The list of cases that target the developers/operators of generative artificial intelligence (“AI”) platforms, most of which tend to focus heavily on copyright infringement and Digital Millennium Copyright Act (“DMCA”) claims, keeps growing. Among a number of newly filed cases is one that was filed against Microsoft and OpenAI in the U.S. District Court for the Southern District of New York on April 30. The “publisher plaintiffs,” which include the companies behind the New York Daily News, the Chicago Tribune, the Orland Sentinel, and the Denver Post, among others, set out an array of copyright-centric causes of action, such as direct, vicarious, and contributory copyright infringement.
From a copyright perspective, this case – and others like it – centers on two key issues: One at the input/training stage and one that has to do with AI-generated output.
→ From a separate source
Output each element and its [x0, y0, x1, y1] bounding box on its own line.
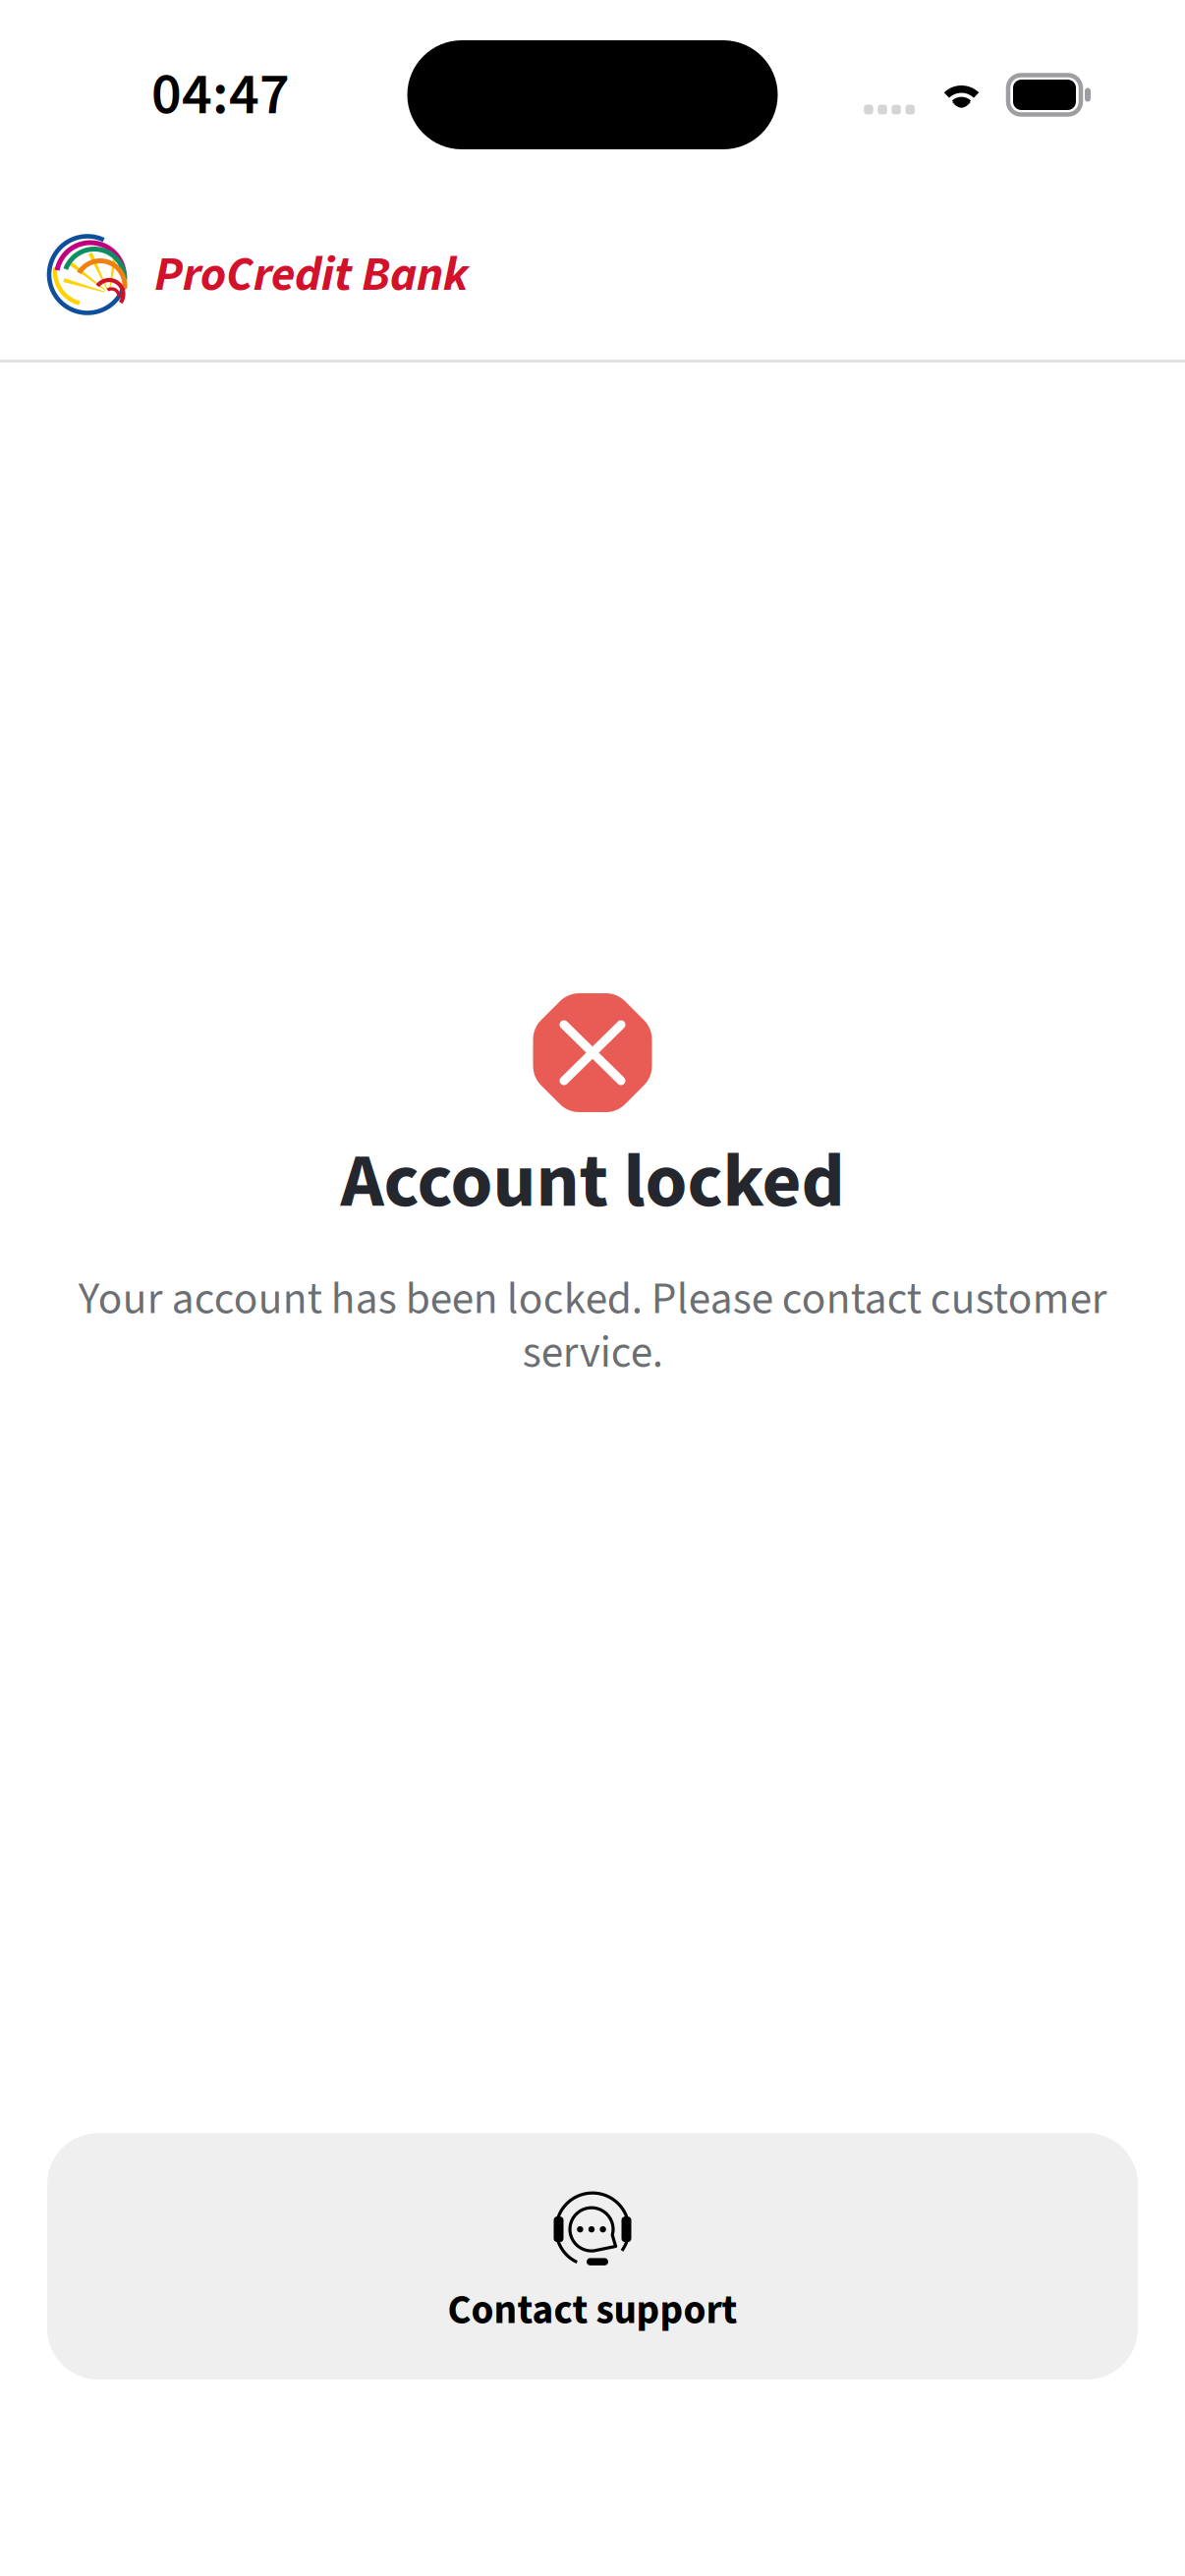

Primarily, the publisher plaintiffs take issue with OpenAI and Microsoft’s allegedly unauthorized use of the newspapers’ content to train the large language models that power their generative AI offerings, including ChatGPT and Copilot. In terms of output, the plaintiffs claim that OpenAI and Microsoft have run afoul of copyright law by providing users of their generative AI tools with “content that is identical to, or a slightly masked version of, the newspapers’ content.”
Copyright claims aside, the case is arguably most interesting because of its inclusion of trademarks claims, which have been far less frequently waged in generative AI cases. Specifically, the plaintiff publishers set out a federal trademark dilution claim (15 U.S.C. § 1125(c)), as well as one under New York state law (N.Y. Gen. Bus. Law § 360-l).